Early animals, such as the ancestors of jellyfish, had radial bodies with only a top-bottom axis. With the arrival of bilateral bodies, animals acquired left-right and head-tail orientations. The had-tail axis was particularly important for two reasons. One is that it defined the forward direction of locomotion. With key senses (sight, smell, and taste) located in the head, food detected by vision or smell could be rapidly responded to, with taste as the final arbiter of whether to swallow. The other reason is that a concentration of neurons, a brain, was also located there, allowing quick access to the head-based senses for the coordinated control of body responses. The tail became a sacrificial lamb of the body, protecting the precious components in the head when escaping from predators.

An early bilateral aimal with head-tail, left-right, and top-bottom axes.

Source: Joseph LeDoux, used with permission

Neurobiological Realm Behaviors

The key identifying feature of neurobiological activities is that they are automatic reactions to external stimuli. Included are reflexes, instinctual fixed action patterns, Pavlovian conditioned responses, and instrumentally conditioned habits. These can be referred to as 'mere' neurobiological realm responses since they do not involve cognitive or conscious brain activities, which will be discussed in the next two posts.
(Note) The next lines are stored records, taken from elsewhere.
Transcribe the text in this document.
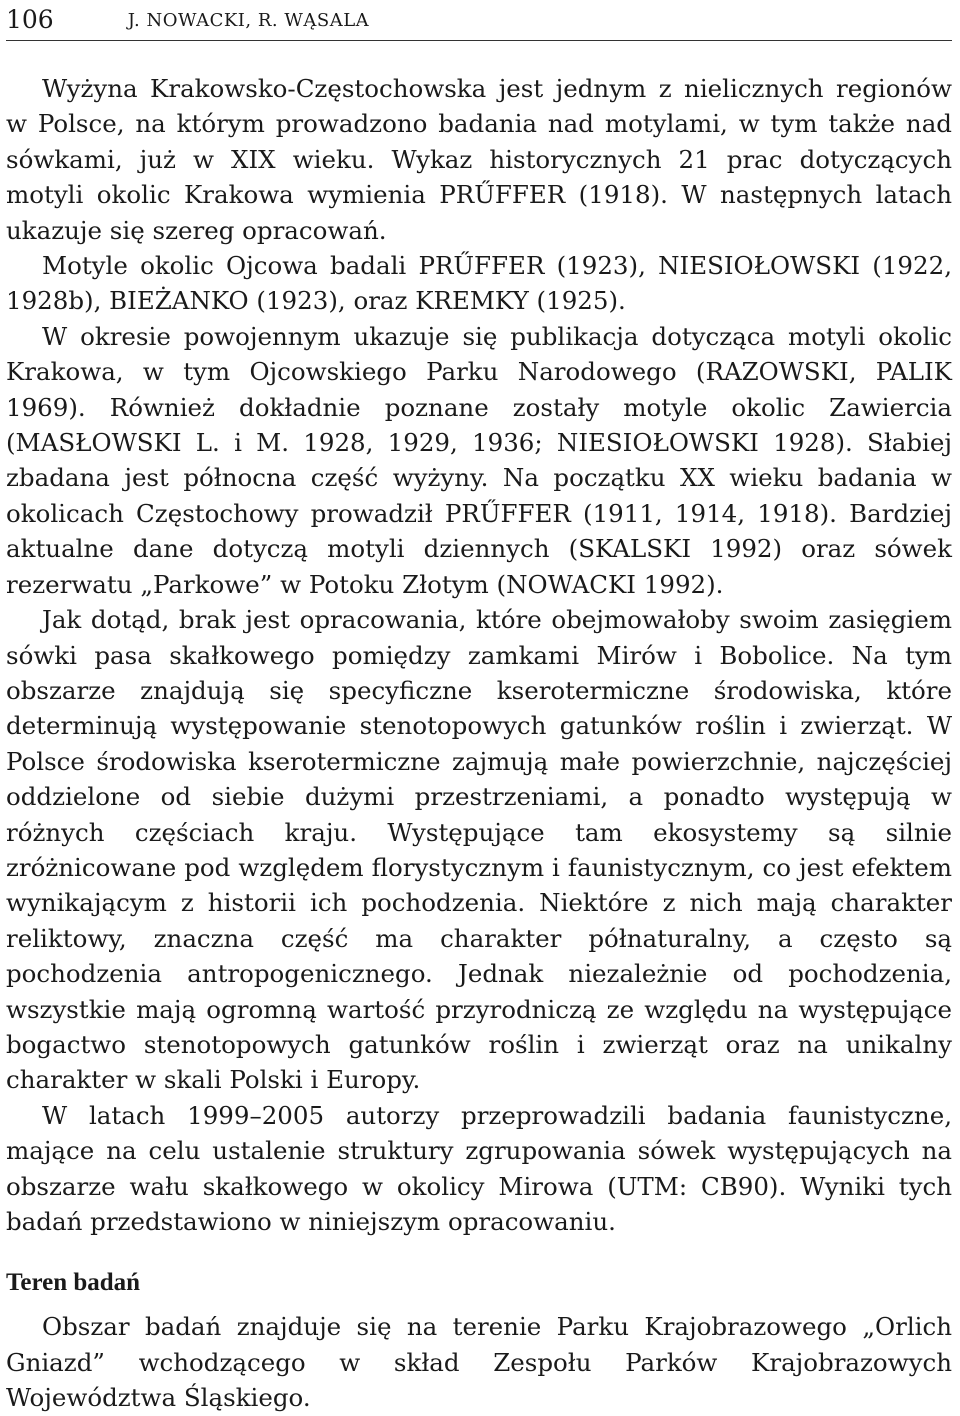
106	J. NOWACKI, R. WĄSALA

Wyżyna Krakowsko-Częstochowska jest jednym z nielicznych regionów w Polsce, na którym prowadzono badania nad motylami, w tym także nad sówkami, już w XIX wieku. Wykaz historycznych 21 prac dotyczących motyli okolic Krakowa wymienia PRŰFFER (1918). W następnych latach ukazuje się szereg opracowań.

Motyle okolic Ojcowa badali PRŰFFER (1923), NIESIOŁOWSKI (1922, 1928b), BIEŻANKO (1923), oraz KREMKY (1925).

W okresie powojennym ukazuje się publikacja dotycząca motyli okolic Krakowa, w tym Ojcowskiego Parku Narodowego (RAZOWSKI, PALIK 1969). Również dokładnie poznane zostały motyle okolic Zawiercia (MASŁOWSKI L. i M. 1928, 1929, 1936; NIESIOŁOWSKI 1928). Słabiej zbadana jest północna część wyżyny. Na początku XX wieku badania w okolicach Częstochowy prowadził PRŰFFER (1911, 1914, 1918). Bardziej aktualne dane dotyczą motyli dziennych (SKALSKI 1992) oraz sówek rezerwatu „Parkowe” w Potoku Złotym (NOWACKI 1992).

Jak dotąd, brak jest opracowania, które obejmowałoby swoim zasięgiem sówki pasa skałkowego pomiędzy zamkami Mirów i Bobolice. Na tym obszarze znajdują się specyficzne kserotermiczne środowiska, które determinują występowanie stenotopowych gatunków roślin i zwierząt. W Polsce środowiska kserotermiczne zajmują małe powierzchnie, najczęściej oddzielone od siebie dużymi przestrzeniami, a ponadto występują w różnych częściach kraju. Występujące tam ekosystemy są silnie zróżnicowane pod względem florystycznym i faunistycznym, co jest efektem wynikającym z historii ich pochodzenia. Niektóre z nich mają charakter reliktowy, znaczna część ma charakter półnaturalny, a często są pochodzenia antropogenicznego. Jednak niezależnie od pochodzenia, wszystkie mają ogromną wartość przyrodniczą ze względu na występujące bogactwo stenotopowych gatunków roślin i zwierząt oraz na unikalny charakter w skali Polski i Europy.

W latach 1999–2005 autorzy przeprowadzili badania faunistyczne, mające na celu ustalenie struktury zgrupowania sówek występujących na obszarze wału skałkowego w okolicy Mirowa (UTM: CB90). Wyniki tych badań przedstawiono w niniejszym opracowaniu.

Teren badań

Obszar badań znajduje się na terenie Parku Krajobrazowego „Orlich Gniazd” wchodzącego w skład Zespołu Parków Krajobrazowych Województwa Śląskiego.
Partitioning the Nervous System

Visceral and somatic neural functions are typically treated as subcomponents of the central and peripheral nervous system. But decades ago, the paleontologist Alfred Sherwood Romer recognized that the visceral-somatic distinction predated nervous systems in evolution. Romer, therefore, flipped the relations around, in effect, elevating the visceral and somatic distinction to the level of primary partitions of the nervous system and making the central and peripheral locations of the tissues secondary.

Although Romer's insight was lost in the sands of time, it became a fundamental organizational principle in The Four Realms of Existence. It showed me how the new emerges from the old. Specifically, how the neurobiological realm evolved from the biological realm, how the cognitive realm evolved from the neurobiological, and the conscious realm from the cognitive realm.